Ziegenkäse, das klingt nach Lavendel und Provence, nach abgelegenen Höfen und französischer Sonne. Von wegen: Georg Quinke produziert ihn in Wuppertal-Schwelm. Seine Käschen haben Karriere gemacht, selbst Gorbatschow hat schon davon genascht. Die taz hat die Käserei im Bergischen Land besucht.

Der Bauer sieht aus wie ein Chirurg. Polohemd, Hose, Schuhwerk, alles blütenweiß. Klinische Sauberkeit gehört für Georg Quinke zum Käsemachen wie der Zopf zu Karl Lagerfeld. Fehlen nur noch Mundschutz und Gummihandschuhe, wenn er seine Belegschaft zum Euter läßt. Und noch etwas fällt sofort auf: Nirgendwo stinkt's wie Bock.

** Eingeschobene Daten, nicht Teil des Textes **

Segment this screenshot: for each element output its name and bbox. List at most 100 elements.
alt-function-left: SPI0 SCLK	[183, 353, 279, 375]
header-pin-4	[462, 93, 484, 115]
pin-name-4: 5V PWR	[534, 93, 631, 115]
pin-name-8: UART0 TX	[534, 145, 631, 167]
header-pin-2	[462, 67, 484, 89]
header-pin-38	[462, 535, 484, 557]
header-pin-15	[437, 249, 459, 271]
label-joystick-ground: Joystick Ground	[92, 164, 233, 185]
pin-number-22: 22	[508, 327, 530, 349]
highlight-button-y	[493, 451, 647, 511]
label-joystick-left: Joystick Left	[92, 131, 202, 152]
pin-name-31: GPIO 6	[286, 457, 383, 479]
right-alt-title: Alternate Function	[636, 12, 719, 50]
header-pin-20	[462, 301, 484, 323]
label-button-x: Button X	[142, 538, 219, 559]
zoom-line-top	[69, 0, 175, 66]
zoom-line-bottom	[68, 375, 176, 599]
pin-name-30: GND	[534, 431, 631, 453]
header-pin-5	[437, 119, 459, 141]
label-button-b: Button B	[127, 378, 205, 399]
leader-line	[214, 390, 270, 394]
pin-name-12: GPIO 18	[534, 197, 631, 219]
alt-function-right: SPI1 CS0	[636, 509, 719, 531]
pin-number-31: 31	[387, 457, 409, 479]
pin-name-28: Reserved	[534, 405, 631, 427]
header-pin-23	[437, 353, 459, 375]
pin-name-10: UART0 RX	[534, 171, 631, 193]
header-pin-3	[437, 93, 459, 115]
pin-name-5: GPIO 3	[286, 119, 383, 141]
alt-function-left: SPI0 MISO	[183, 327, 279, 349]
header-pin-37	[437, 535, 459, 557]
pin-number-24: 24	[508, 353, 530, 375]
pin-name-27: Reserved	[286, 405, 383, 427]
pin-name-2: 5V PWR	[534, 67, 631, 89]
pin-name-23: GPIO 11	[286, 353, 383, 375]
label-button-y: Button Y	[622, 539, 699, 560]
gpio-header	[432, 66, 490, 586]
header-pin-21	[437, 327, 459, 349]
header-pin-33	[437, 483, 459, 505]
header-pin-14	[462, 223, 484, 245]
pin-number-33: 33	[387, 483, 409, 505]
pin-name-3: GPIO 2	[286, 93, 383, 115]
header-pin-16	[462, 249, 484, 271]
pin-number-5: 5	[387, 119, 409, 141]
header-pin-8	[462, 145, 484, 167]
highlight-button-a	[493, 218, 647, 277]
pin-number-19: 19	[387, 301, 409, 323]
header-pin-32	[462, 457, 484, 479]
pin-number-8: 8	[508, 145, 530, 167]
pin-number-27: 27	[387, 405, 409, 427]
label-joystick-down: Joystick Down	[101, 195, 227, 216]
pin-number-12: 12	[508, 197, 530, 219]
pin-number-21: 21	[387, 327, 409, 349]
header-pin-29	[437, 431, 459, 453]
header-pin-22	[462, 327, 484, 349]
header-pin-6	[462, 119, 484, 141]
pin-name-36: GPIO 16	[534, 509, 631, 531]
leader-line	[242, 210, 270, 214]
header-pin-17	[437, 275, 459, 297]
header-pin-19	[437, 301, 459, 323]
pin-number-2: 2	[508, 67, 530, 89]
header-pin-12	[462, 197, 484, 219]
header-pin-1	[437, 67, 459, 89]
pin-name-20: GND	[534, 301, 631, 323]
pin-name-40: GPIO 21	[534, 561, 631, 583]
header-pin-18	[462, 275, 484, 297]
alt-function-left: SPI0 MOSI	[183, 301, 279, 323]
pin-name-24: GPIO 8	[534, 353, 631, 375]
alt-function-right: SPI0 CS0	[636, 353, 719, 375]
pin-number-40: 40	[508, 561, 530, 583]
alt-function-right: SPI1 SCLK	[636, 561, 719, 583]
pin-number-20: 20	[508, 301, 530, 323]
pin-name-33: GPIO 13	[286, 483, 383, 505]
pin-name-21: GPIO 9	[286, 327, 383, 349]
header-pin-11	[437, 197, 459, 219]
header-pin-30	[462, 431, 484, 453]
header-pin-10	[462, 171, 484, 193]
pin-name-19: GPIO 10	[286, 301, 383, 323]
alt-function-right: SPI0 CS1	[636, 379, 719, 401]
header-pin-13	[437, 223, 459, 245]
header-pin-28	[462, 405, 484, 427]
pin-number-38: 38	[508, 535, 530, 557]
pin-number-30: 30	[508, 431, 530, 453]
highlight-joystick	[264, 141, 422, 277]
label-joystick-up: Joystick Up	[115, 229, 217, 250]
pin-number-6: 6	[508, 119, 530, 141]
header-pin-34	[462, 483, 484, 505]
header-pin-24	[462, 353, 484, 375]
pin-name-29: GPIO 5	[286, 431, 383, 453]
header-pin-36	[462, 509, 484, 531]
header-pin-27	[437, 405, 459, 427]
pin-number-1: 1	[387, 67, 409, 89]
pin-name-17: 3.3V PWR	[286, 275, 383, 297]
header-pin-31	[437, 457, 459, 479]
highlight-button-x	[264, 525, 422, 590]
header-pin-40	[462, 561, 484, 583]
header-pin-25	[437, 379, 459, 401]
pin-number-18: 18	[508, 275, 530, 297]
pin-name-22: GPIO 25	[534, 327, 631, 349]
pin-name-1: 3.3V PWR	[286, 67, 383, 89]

Quinke kennt die Reaktionen seiner Gäste. Wie sie sich mit weit geöffneten Nasenflügeln dem Anwesen nähern, schnuppernd den Laden betreten. Wie sie jeden Moment damit rechnen, vom ziegentypisch beißenden Hautgout den Knockout versetzt zu bekommen. Nichts davon. Nur einmal im Jahr verlangt die Natur ihr Recht. Zur Paarungszeit braucht Madame Ziege, um sexuell in die richtige Stimmung zu kommen, die Duftmarke des Bocks – sonst rührt sich bei ihr nichts. Dann pinkeln sich die Herren übers Fell, „das ist für Ziegen wie Chanel No. 5“, so Quinke.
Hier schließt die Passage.